I am struggling to understand the description (caption) of Fig. 3 of the exercise.

For example,

  1. I cannot distinguish the difference between red and blue lines.
  2. Then it is mentioned that "Rather than just following the gradient, the gradient is allowed to influence v What are those 2 gradients, how different they are?

These are some of the explanations that are not clear to me, but, honestly, I do not understand at all the description. I think I get the intuition that the path to the minimum should become less noisy (fewer oscillations) with momentum, but I cannot connect that with the given description.

Below is the image and the caption.

Caption - β€œThe red arrows show the direction taken by one step of mini-batch gradient descent with momentum. The blue points show the direction of the gradient (with respect to the current mini-batch) on each step. Rather than just following the gradient, the gradient is allowed to influence v and then take a step in the direction of v.”


Hi @henrikh,

I understand it this way, after each mini-batch, you compute the gradient and you get the blue line, but going in that direction may produce a big oscillation since there can be a big variability in the mini-batch gradients (the figure show that blue lines have abrupt changes in direction with respect to the previous red line).
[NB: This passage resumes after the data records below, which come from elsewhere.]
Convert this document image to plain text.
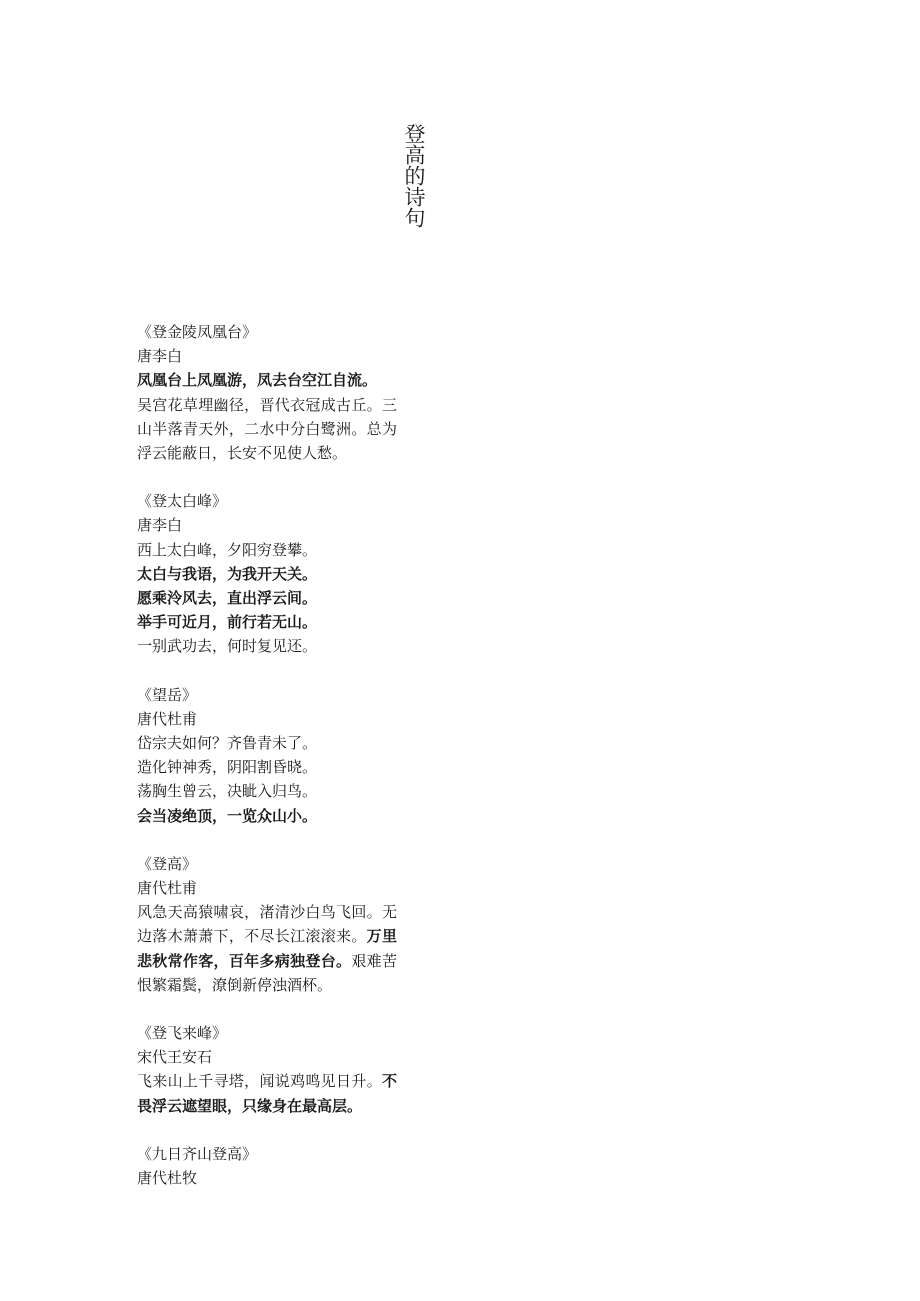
登高的诗句
《登金陵凤凰台》
唐李白
凤凰台上凤凰游，凤去台空江自流。
吴宫花草埋幽径，晋代衣冠成古丘。三山半落青天外，二水中分白鹭洲。总为浮云能蔽日，长安不见使人愁。
《登太白峰》
唐李白
西上太白峰，夕阳穷登攀。
太白与我语，为我开天关。
愿乘泠风去，直出浮云间。
举手可近月，前行若无山。
一别武功去，何时复见还。
《望岳》
唐代杜甫
岱宗夫如何？齐鲁青未了。
造化钟神秀，阴阳割昏晓。
荡胸生曾云，决眦入归鸟。
会当凌绝顶，一览众山小。
《登高》
唐代杜甫
风急天高猿啸哀，渚清沙白鸟飞回。无边落木萧萧下，不尽长江滚滚来。万里悲秋常作客，百年多病独登台。艰难苦恨繁霜鬓，潦倒新停浊酒杯。
《登飞来峰》
宋代王安石
飞来山上千寻塔，闻说鸡鸣见日升。不畏浮云遮望眼，只缘身在最高层。
《九日齐山登高》
唐代杜牧
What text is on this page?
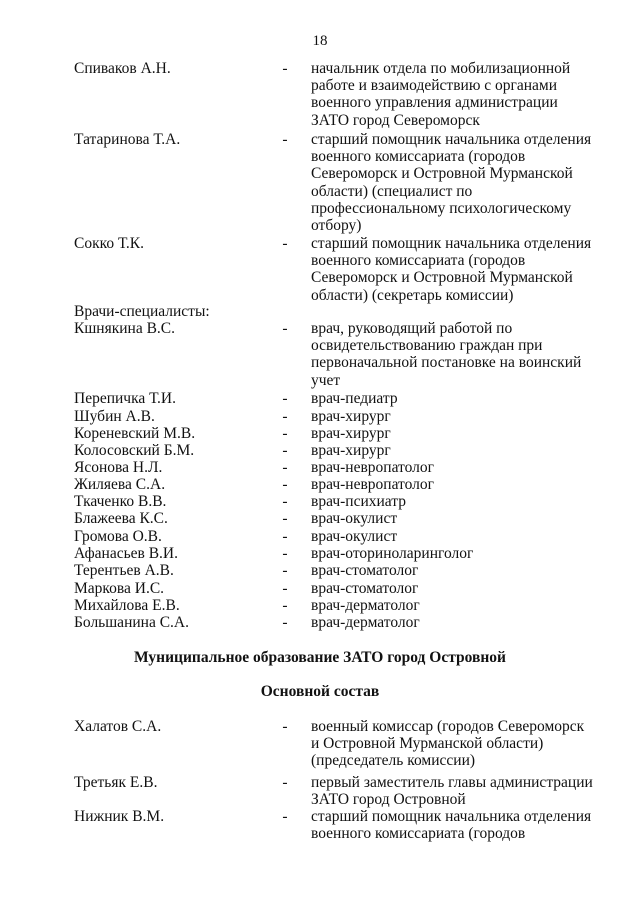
18
Спиваков А.Н.	- начальник отдела по мобилизационной
работе и взаимодействию с органами
военного управления администрации
ЗАТО город Североморск
Татаринова Т.А.	- старший помощник начальника отделения
военного комиссариата (городов
Североморск и Островной Мурманской
области) (специалист по
профессиональному психологическому
отбору)
Сокко Т.К.	- старший помощник начальника отделения
военного комиссариата (городов
Североморск и Островной Мурманской
области) (секретарь комиссии)
Кшнякина В.С.	- врач, руководящий работой по
освидетельствованию граждан при
первоначальной постановке на воинский
учет
Перепичка Т.И.	- врач-педиатр
Шубин А.В.	- врач-хирург
Кореневский М.В.	- врач-хирург
Колосовский Б.М.	- врач-хирург
Ясонова Н.Л.	- врач-невропатолог
Жиляева С.А.	- врач-невропатолог
Ткаченко В.В.	- врач-психиатр
Блажеева К.С.	- врач-окулист
Громова О.В.	- врач-окулист
Афанасьев В.И.	- врач-оториноларинголог
Терентьев А.В.	- врач-стоматолог
Маркова И.С.	- врач-стоматолог
Михайлова Е.В.	- врач-дерматолог
Большанина С.А.	- врач-дерматолог
Халатов С.А.	- военный комиссар (городов Североморск
и Островной Мурманской области)
(председатель комиссии)
Третьяк Е.В.	- первый заместитель главы администрации
ЗАТО город Островной
Нижник В.М.	- старший помощник начальника отделения
военного комиссариата (городов
Врачи-специалисты:
Муниципальное образование ЗАТО город Островной
Основной состав
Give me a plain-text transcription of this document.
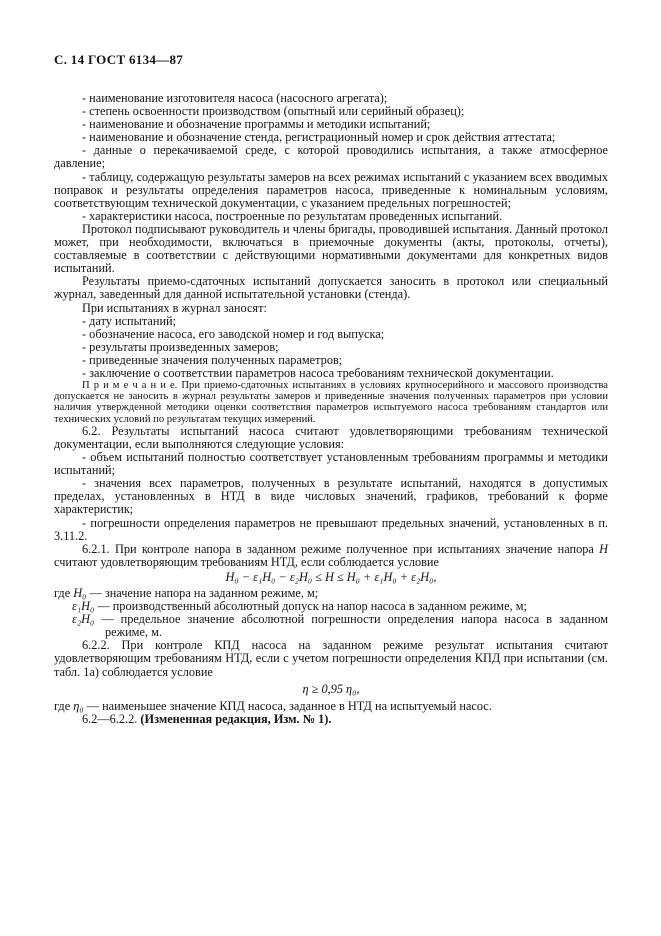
С. 14 ГОСТ 6134—87

- наименование изготовителя насоса (насосного агрегата);

- степень освоенности производством (опытный или серийный образец);

- наименование и обозначение программы и методики испытаний;

- наименование и обозначение стенда, регистрационный номер и срок действия аттестата;

- данные о перекачиваемой среде, с которой проводились испытания, а также атмосферное давление;

- таблицу, содержащую результаты замеров на всех режимах испытаний с указанием всех вводимых поправок и результаты определения параметров насоса, приведенные к номинальным условиям, соответствующим технической документации, с указанием предельных погрешностей;

- характеристики насоса, построенные по результатам проведенных испытаний.

Протокол подписывают руководитель и члены бригады, проводившей испытания. Данный протокол может, при необходимости, включаться в приемочные документы (акты, протоколы, отчеты), составляемые в соответствии с действующими нормативными документами для конкретных видов испытаний.

Результаты приемо-сдаточных испытаний допускается заносить в протокол или специальный журнал, заведенный для данной испытательной установки (стенда).

При испытаниях в журнал заносят:

- дату испытаний;

- обозначение насоса, его заводской номер и год выпуска;

- результаты произведенных замеров;

- приведенные значения полученных параметров;

- заключение о соответствии параметров насоса требованиям технической документации.

П р и м е ч а н и е. При приемо-сдаточных испытаниях в условиях крупносерийного и массового производства допускается не заносить в журнал результаты замеров и приведенные значения полученных параметров при условии наличия утвержденной методики оценки соответствия параметров испытуемого насоса требованиям стандартов или технических условий по результатам текущих измерений.

6.2. Результаты испытаний насоса считают удовлетворяющими требованиям технической документации, если выполняются следующие условия:

- объем испытаний полностью соответствует установленным требованиям программы и методики испытаний;

- значения всех параметров, полученных в результате испытаний, находятся в допустимых пределах, установленных в НТД в виде числовых значений, графиков, требований к форме характеристик;

- погрешности определения параметров не превышают предельных значений, установленных в п. 3.11.2.

6.2.1. При контроле напора в заданном режиме полученное при испытаниях значение напора H считают удовлетворяющим требованиям НТД, если соблюдается условие

H₀ − ε₁H₀ − ε₂H₀ ≤ H ≤ H₀ + ε₁H₀ + ε₂H₀,

где H₀ — значение напора на заданном режиме, м;

ε₁H₀ — производственный абсолютный допуск на напор насоса в заданном режиме, м;

ε₂H₀ — предельное значение абсолютной погрешности определения напора насоса в заданном режиме, м.

6.2.2. При контроле КПД насоса на заданном режиме результат испытания считают удовлетворяющим требованиям НТД, если с учетом погрешности определения КПД при испытании (см. табл. 1а) соблюдается условие

η ≥ 0,95 η₀,

где η₀ — наименьшее значение КПД насоса, заданное в НТД на испытуемый насос.

6.2—6.2.2. (Измененная редакция, Изм. № 1).
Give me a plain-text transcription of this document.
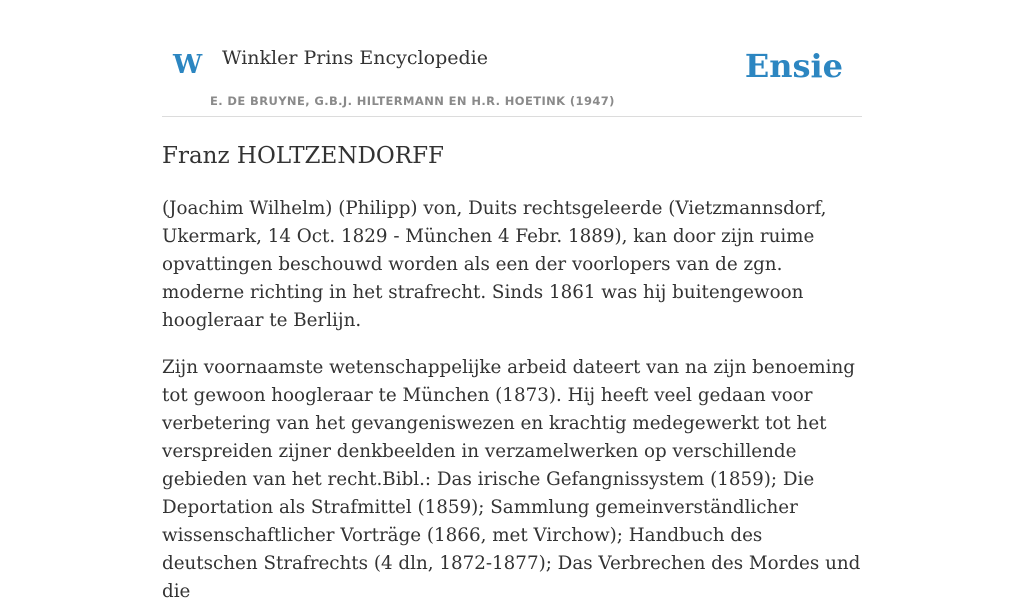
W Winkler Prins Encyclopedie
E. DE BRUYNE, G.B.J. HILTERMANN EN H.R. HOETINK (1947)
Ensie
Franz HOLTZENDORFF

(Joachim Wilhelm) (Philipp) von, Duits rechtsgeleerde (Vietzmannsdorf, Ukermark, 14 Oct. 1829 - München 4 Febr. 1889), kan door zijn ruime opvattingen beschouwd worden als een der voorlopers van de zgn. moderne richting in het strafrecht. Sinds 1861 was hij buitengewoon hoogleraar te Berlijn.

Zijn voornaamste wetenschappelijke arbeid dateert van na zijn benoeming tot gewoon hoogleraar te München (1873). Hij heeft veel gedaan voor verbetering van het gevangeniswezen en krachtig medegewerkt tot het verspreiden zijner denkbeelden in verzamelwerken op verschillende gebieden van het recht.Bibl.: Das irische Gefangnissystem (1859); Die Deportation als Strafmittel (1859); Sammlung gemeinverständlicher wissenschaftlicher Vorträge (1866, met Virchow); Handbuch des deutschen Strafrechts (4 dln, 1872-1877); Das Verbrechen des Mordes und die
To avoid abrupt changes in the direction of the update (oscillations), the method does not go directly in the blue line direction, but rather adjust its direction with the previous gradients directions, as a result, you get the red line, which is the direction of the actual update, and so on.

Thanks! I was getting intuitively that the blue lines are not yet corrected paths and reds are corrected but your explanation is much clear.